Teaching a robot to perceive and navigate in an unstructured natural world is a difficult task. Without learning, navigation systems are short-range and extremely limited. With learning, the robot can be taught to classify terrain at longer distances, but these classifiers can be fragile as well, leading to extremely conservative planning. A robust, high-level learning-based perception system for a mobile robot needs to continually learn and adapt as it explores new environments. To do this, a strong feature representation is necessary that can encode meaningful, discriminative patterns as well as invariance to irrelevant transformations. A simple realtime classifier can then be trained on those features to predict the traversability of the current terrain.
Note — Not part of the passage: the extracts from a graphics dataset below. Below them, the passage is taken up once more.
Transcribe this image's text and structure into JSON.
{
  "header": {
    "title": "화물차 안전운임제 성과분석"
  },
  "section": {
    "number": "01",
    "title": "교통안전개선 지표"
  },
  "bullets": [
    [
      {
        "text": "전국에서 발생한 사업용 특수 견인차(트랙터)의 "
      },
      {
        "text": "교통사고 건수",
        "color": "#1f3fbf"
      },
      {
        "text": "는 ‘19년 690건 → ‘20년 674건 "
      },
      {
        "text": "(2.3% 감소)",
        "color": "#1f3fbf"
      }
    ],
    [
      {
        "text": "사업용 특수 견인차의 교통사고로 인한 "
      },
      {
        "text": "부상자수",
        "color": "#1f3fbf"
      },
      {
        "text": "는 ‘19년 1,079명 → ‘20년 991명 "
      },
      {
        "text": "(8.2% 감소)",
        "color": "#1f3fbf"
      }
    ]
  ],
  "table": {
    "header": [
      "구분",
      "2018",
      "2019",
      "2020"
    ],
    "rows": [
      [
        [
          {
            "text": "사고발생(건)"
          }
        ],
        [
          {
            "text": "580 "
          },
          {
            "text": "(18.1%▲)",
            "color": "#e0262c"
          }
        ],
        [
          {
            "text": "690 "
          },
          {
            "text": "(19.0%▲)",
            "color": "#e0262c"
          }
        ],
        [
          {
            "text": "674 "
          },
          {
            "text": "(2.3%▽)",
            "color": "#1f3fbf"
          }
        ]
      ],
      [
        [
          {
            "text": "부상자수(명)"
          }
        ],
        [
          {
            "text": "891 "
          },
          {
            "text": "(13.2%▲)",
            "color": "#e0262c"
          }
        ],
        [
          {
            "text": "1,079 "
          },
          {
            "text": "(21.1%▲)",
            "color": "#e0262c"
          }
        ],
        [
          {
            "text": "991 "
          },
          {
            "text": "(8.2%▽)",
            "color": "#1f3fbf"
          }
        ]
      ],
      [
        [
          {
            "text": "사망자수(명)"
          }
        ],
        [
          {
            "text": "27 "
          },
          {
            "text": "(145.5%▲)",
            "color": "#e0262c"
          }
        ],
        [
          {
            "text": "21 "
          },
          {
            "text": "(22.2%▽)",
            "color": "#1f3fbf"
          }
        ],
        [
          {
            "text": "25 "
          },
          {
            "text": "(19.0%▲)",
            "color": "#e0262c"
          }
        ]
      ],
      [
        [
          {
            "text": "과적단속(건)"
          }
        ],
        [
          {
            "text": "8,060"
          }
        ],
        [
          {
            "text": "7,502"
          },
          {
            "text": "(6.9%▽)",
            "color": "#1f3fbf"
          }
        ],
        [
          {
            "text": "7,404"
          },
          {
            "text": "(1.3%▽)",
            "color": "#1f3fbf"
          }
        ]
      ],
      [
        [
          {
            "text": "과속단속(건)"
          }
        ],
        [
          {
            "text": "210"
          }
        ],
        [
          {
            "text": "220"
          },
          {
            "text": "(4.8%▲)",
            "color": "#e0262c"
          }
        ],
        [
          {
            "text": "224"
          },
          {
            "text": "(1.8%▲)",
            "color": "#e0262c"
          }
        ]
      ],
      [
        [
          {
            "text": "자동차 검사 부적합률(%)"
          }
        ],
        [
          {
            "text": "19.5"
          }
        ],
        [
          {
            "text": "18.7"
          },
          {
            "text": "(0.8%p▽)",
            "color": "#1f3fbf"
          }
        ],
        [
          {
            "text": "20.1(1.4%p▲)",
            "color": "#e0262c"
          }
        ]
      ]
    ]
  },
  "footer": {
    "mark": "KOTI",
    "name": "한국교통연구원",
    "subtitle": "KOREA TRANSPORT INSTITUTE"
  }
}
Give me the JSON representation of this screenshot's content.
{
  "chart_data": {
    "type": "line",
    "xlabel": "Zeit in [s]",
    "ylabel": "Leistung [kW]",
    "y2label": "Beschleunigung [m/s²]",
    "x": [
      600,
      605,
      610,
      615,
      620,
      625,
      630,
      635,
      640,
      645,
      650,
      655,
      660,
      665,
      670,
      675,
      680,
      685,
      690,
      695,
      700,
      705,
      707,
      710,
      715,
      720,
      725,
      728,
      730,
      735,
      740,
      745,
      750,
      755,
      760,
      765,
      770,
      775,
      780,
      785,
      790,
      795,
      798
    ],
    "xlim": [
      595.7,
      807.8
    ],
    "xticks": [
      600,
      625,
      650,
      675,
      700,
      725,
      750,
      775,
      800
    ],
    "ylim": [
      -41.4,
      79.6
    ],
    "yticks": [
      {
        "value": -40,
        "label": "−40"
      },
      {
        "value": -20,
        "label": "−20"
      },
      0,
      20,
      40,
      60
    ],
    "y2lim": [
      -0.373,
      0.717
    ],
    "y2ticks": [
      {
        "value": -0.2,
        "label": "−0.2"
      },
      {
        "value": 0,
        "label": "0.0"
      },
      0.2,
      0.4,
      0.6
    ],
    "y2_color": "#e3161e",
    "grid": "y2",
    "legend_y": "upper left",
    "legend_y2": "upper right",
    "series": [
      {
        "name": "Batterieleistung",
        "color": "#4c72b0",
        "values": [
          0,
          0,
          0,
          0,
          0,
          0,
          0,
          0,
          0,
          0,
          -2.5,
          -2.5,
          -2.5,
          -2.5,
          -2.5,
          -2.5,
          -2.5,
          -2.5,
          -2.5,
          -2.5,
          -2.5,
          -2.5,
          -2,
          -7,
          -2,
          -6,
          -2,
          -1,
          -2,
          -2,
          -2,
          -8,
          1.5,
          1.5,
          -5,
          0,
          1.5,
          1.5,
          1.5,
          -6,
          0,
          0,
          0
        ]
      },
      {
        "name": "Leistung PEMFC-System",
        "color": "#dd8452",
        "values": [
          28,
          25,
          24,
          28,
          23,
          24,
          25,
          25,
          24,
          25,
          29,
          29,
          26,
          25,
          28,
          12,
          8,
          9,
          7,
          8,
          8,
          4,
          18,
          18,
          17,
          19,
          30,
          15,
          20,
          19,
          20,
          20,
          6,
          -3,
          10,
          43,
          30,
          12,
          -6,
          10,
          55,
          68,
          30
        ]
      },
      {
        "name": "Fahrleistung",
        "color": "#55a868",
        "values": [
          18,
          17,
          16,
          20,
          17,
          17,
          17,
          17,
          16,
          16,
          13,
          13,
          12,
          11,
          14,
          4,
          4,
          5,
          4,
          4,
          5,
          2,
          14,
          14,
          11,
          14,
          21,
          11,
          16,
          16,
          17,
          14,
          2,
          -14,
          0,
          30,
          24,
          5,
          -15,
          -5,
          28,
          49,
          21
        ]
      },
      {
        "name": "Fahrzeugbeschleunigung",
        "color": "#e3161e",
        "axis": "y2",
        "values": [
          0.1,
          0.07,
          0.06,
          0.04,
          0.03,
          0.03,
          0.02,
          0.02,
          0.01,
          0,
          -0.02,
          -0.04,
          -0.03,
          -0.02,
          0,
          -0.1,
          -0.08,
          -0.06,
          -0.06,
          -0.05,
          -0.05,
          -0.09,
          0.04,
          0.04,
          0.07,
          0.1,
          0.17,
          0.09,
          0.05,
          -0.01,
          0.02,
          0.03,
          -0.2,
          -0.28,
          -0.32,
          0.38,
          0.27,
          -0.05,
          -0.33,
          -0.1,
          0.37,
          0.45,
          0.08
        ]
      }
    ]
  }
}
One such method for learning a feature representation is discussed in detail in this work. Dimensionality reduction by learning an invariant mapping (DrLIM) is a weakly supervised method for learning a similarity measure over a domain. Given a set of training samples and their pairwise relationships, which can be arbitrarily defined, DrLIM can be used to learn a function that is invariant to complex transformations of the inputs such as shape distortion and rotation.

The main contribution of this work is a self-supervised learning process for long-range vision that is able to accurately classify complex terrain, permitting improved strategic planning. As a mobile robot moves through offroad environments, it learns traversability from a stereo obstacle detector. The learning architecture is composed of a static feature extractor, trained offline for a general yet discriminative feature representation, and an adaptive online classifier. This architecture reduces the effect of concept drift by allowing the online classifier to quickly adapt to very few training samples without overtraining. After experiments with several different learned feature extractors, we conclude that unsupervised or weakly supervised learning methods are necessary for training general feature representations for natural scenes.

The process was developed and tested on the LAGR mobile robot as part of a fully autonomous vision-based navigation system.